Sleep as a coping tool
Remember the acronym: H.A.L.T. When you allow yourself to become too Hungry, Angry, Lonely and/or Tired, odds are that the urge to smoke will appear and/or increase. Taking a nap can be a helpful coping tool. Since sleep is about rest and relaxation, it's good for stress management. Plentiful rest allows you to function at a higher level and concentrate better.
Are you getting enough sleep?
Different age groups need different amounts of sleep, but sleep needs are also individual. For adults, the recommendation is between 7 and 8 hours of sleep daily. Are any of these true of you? If so, you may not be sleeping enough:
- I depend on caffeine to get me through the day.
- It takes me a long time to feel like I'm in 'high gear'.
- I get sleepy when driving.
- I often fall asleep in meetings, movies, etc.
Dealing with insomnia
Most smokers will note changes in their sleep patterns after quitting, and quit-smoking medications can exacerbate the problem, but these disruptions seldom last very long. Below are some healthy sleep tips for early recovery (and beyond):
- Don't make a big deal over insomnia -- it won't last forever, and can't make you relapse.
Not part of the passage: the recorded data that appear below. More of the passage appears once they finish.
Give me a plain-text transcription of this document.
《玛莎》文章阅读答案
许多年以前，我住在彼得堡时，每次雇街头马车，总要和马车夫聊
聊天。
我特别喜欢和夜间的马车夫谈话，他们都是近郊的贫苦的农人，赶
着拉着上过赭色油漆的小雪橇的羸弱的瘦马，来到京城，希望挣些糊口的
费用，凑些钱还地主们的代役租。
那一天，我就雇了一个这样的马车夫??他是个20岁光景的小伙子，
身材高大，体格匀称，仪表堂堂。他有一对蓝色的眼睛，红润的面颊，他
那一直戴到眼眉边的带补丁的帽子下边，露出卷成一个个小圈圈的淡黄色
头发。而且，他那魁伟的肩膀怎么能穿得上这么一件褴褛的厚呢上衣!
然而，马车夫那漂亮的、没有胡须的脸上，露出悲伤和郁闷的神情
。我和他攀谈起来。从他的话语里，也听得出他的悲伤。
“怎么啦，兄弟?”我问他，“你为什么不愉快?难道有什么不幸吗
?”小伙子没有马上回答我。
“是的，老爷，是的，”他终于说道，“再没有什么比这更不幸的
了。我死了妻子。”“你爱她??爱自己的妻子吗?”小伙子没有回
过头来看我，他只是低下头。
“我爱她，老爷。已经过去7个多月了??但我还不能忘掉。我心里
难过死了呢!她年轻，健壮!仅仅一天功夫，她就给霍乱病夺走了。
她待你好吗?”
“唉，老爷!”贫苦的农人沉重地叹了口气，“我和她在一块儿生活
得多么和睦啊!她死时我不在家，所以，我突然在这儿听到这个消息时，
- Routine helps us get tired; create a sleeping and or nap schedule that works for you.
- Take a warm shower to help you relax, and/or utilize a humidifier for comfortable breathing.
- De-plug yourself two hours before you are scheduled to go to bed. Turn off any electronics such as cell phones, laptops, tablets. Electronic devices are known to interfere with the body’s natural ability to produce melatonin, a natural hormone that causes you to feel less alert, ready to sleep.
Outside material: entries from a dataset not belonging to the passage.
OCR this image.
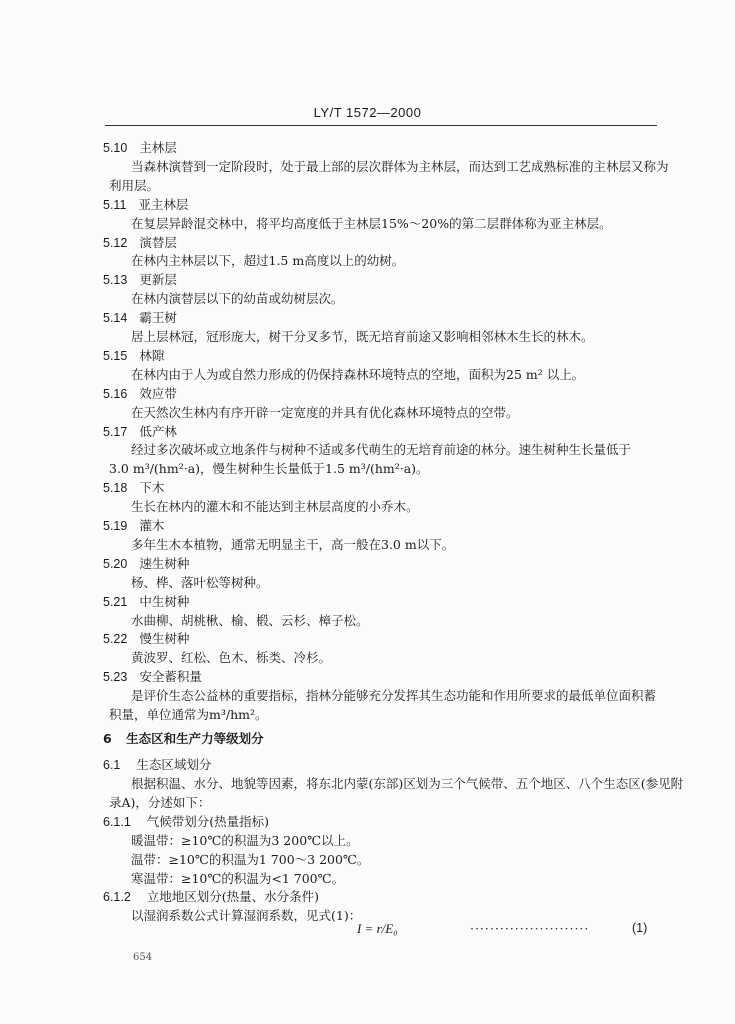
LY/T 1572—2000
5.10 主林层
当森林演替到一定阶段时，处于最上部的层次群体为主林层，而达到工艺成熟标准的主林层又称为
利用层。
5.11 亚主林层
在复层异龄混交林中，将平均高度低于主林层15%～20%的第二层群体称为亚主林层。
5.12 演替层
在林内主林层以下，超过1.5 m高度以上的幼树。
5.13 更新层
在林内演替层以下的幼苗或幼树层次。
5.14 霸王树
居上层林冠，冠形庞大，树干分叉多节，既无培育前途又影响相邻林木生长的林木。
5.15 林隙
在林内由于人为或自然力形成的仍保持森林环境特点的空地，面积为25 m² 以上。
5.16 效应带
在天然次生林内有序开辟一定宽度的并具有优化森林环境特点的空带。
5.17 低产林
经过多次破坏或立地条件与树种不适或多代萌生的无培育前途的林分。速生树种生长量低于
3.0 m³/(hm²·a)，慢生树种生长量低于1.5 m³/(hm²·a)。
5.18 下木
生长在林内的灌木和不能达到主林层高度的小乔木。
5.19 灌木
多年生木本植物，通常无明显主干，高一般在3.0 m以下。
5.20 速生树种
杨、桦、落叶松等树种。
5.21 中生树种
水曲柳、胡桃楸、榆、椴、云杉、樟子松。
5.22 慢生树种
黄波罗、红松、色木、栎类、冷杉。
5.23 安全蓄积量
是评价生态公益林的重要指标，指林分能够充分发挥其生态功能和作用所要求的最低单位面积蓄
积量，单位通常为m³/hm²。
6 生态区和生产力等级划分
6.1 生态区域划分
根据积温、水分、地貌等因素，将东北内蒙(东部)区划为三个气候带、五个地区、八个生态区(参见附
录A)，分述如下：
6.1.1 气候带划分(热量指标)
暖温带：≥10℃的积温为3 200℃以上。
温带：≥10℃的积温为1 700～3 200℃。
寒温带：≥10℃的积温为<1 700℃。
6.1.2 立地地区划分(热量、水分条件)
以湿润系数公式计算湿润系数，见式(1)：
I = r/E₀	························	(1)
654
- Avoid strenuous exercise, heavy eating, or alcohol right before bedtime.
- Surround yourself with comfortable pillows and blankets, keep your room dark, and/or use a sleep mask to block out light. Clear your mind with the help of some relaxing music, nature sounds, white noise ambience, etc.
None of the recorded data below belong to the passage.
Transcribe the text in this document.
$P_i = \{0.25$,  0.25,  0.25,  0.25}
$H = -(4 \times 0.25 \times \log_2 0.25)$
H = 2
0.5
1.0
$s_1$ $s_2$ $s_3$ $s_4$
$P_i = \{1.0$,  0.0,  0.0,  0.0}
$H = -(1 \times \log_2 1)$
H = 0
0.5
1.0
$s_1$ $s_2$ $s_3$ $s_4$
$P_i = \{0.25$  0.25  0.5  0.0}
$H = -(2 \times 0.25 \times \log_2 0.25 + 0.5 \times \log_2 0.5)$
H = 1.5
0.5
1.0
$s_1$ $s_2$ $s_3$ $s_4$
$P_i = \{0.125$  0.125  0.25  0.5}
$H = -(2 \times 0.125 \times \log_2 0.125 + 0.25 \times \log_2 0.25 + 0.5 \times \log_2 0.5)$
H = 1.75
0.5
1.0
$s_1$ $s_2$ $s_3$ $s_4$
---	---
- If you've been tossing and turning for too long, get up, drink water, and do something else like read or write for a while. Your tiredness will soon take you back to bed with a better disposition.
Sleep is vital to your health and to your quit. Make sleep a priority in your daily routine. Sleep will help you endure the uncomfortable feelings associated with cravings. You will feel better physically and mentally. Reward yourself with the gift of sleep, and be happier! Keep The Quit!
A fairly common experience when quitting smoking is coming to the realization that clothes are fitting tighter and the pounds are adding on. The dreaded weight gain associated with quitting smoking is often the cause cited in a smoking relapse, and discourages many smokers from attempting to quit in the first place.
Though weight gain may happen (average 5-10 lbs) it's not unavoidable. Understanding the reasons for the related weight gain, along with integrating diet and exercise as part of the quit plan, helps prevent and reverse weight gain after quitting smoking.
Reasons For Weight Gain
Nicotine is a stimulant and suppresses appetite along with slightly increasing metabolism. Many times smokers will light up to curb their hunger, delay a meal, or manage their weight. Some smokers replace a meal with a cigarette and beverage, which lowers calorie intake. Smoking dulls the taste buds and sense of smell, so when smokers quit they often find they are hungrier, that food tastes and smells better, and that they don't want to skip a meal. This adds up to a body taking in more calories while lowering the speed at which they are burned.
Nicotine withdrawal can cause food cravings. Foods containing sugar, fat, and salt curb the craving for nicotine. Usually these foods are processed and high in calories, carbohydrates, and fat. This type of food is often considered a comfort food. Smokers may find that after quitting they are reaching emotionally for comfort food the same way they reached for cigarettes, rewarding themselves with food to feel better when they are hungry, angry, lonely or tired.
- The physical act of smoking a cigarette requires approximately ten inhalations. That's about two hundred times a day (1 pack/day) a smoker puts a cigarette to their mouth and inhales. Many quitters miss the oral satisfaction of smoking and replace the cigarettes with food. This oral substitution can add up to a lot of nibbling on snacks and treats.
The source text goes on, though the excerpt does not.